Pesticides in Perspective - Residues in food

Could you eat 12,000 potatoes?

Could you eat 12,000 potatoes?

Could you eat 12,000 potatoes?

Animation explaining how Maximum Residue Levels and thorough testing ensure that pesticides are safe for human health and the environment.

Script

Some people may have concerns about the levels of pesticides in the food they eat, but imagine eating 571 servings of apple in one day.

Or 150,000 carrots

12,000 potatoes

Perhaps 2,600 portions of strawberries.

It would be impossible to get anywhere close.

Yet that’s just the volume of fruit and veg you would need to eat before you would suffer any adverse effects from pesticides.

And that’s only if that fruit and veg contained levels of pesticides at what’s known as the Maximum Residue Level or MRL.

The majority of food stuffs do not contain any pesticide residues at all. But where they do, consumers are protected by MRLs, which are a form of trading standard. Nearly all pesticide residues that are detected in food fall well below MRLs.

These are not a safety limit, but are the maximum concentration of pesticides legally permitted on a particular food, indicating that a pesticide has been used correctly.

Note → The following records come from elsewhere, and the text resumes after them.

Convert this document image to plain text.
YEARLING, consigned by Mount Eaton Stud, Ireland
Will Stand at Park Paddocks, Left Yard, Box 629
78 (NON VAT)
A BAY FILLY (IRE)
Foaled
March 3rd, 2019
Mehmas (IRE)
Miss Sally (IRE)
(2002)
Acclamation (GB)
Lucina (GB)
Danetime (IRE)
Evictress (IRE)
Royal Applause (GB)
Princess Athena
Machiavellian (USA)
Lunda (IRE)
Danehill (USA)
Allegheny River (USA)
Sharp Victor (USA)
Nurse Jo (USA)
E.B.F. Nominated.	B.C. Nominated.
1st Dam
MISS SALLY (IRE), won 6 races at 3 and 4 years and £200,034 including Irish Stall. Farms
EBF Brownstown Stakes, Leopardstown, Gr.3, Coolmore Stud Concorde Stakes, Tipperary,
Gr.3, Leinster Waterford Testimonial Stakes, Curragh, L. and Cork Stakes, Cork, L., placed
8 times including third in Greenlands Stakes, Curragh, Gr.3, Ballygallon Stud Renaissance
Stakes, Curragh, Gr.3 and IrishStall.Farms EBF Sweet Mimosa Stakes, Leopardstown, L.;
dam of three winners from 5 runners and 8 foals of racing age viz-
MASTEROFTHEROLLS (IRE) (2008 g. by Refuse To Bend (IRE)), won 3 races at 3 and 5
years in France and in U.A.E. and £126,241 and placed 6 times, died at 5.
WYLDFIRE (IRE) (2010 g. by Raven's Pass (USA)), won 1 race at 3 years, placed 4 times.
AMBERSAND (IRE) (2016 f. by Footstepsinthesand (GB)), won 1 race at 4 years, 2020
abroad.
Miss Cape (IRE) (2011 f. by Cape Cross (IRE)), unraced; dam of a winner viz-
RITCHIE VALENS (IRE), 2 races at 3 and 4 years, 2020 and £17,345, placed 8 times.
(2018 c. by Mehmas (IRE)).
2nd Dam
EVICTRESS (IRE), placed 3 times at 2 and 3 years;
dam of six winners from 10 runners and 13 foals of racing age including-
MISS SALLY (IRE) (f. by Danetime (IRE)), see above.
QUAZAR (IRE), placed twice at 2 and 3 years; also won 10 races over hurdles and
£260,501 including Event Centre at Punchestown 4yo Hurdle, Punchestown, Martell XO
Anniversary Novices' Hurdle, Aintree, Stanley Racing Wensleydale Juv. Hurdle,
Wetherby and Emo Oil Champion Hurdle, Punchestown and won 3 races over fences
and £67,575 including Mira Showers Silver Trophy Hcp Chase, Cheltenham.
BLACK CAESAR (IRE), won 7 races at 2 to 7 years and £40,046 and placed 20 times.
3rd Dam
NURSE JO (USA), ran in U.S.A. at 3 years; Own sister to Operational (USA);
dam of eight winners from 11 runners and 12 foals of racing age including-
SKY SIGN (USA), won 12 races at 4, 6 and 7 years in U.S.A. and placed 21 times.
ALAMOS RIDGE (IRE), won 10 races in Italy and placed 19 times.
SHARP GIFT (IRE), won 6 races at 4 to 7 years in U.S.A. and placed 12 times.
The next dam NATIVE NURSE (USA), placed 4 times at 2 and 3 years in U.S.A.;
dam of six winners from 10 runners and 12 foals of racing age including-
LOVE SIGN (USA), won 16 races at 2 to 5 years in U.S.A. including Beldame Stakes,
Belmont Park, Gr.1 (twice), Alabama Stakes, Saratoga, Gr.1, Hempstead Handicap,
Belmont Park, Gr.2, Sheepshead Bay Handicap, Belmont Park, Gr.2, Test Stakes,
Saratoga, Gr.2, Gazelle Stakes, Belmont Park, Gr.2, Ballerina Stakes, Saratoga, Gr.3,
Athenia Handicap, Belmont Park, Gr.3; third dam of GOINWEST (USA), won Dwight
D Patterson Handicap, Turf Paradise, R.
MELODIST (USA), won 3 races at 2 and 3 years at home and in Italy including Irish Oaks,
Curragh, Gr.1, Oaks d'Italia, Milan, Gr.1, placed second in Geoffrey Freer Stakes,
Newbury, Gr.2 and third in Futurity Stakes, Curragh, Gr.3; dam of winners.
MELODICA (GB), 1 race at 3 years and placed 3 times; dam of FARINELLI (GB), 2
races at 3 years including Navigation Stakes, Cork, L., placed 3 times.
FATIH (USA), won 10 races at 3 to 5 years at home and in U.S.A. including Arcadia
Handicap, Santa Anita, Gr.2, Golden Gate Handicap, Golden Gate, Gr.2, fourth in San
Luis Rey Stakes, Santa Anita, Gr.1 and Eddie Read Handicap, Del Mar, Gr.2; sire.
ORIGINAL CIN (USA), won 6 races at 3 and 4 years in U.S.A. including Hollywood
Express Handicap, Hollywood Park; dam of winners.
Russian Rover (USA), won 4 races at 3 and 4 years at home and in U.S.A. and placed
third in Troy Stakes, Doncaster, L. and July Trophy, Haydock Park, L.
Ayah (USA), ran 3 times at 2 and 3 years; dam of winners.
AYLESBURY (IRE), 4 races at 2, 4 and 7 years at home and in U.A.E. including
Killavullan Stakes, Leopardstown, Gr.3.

In practice, MRLs are set well below levels that pose even a small risk to human health. As the facts and figures at the start of this video show, they provide extremely large safety margins.

And it’s important that such margins are in place to protect our health, because pesticides are essential. They enable our crops to compete with 30,000 species of weeds, 10,000 species of insect pests and countless diseases.

Without them our regular supply of food would reduce by about a third, at a time when we need to increase our food production to cope with a ballooning global population.

Because they are used on food, pesticides are among the most thoroughly tested chemicals in the world.

They have to pass strict government tests to be authorised for use.

All of which means it takes around 10 years, costing an average of £160 million to bring a pesticide product to market.

During which time you still won’t have eaten all those carrots.

Let’s keep pesticides in perspective.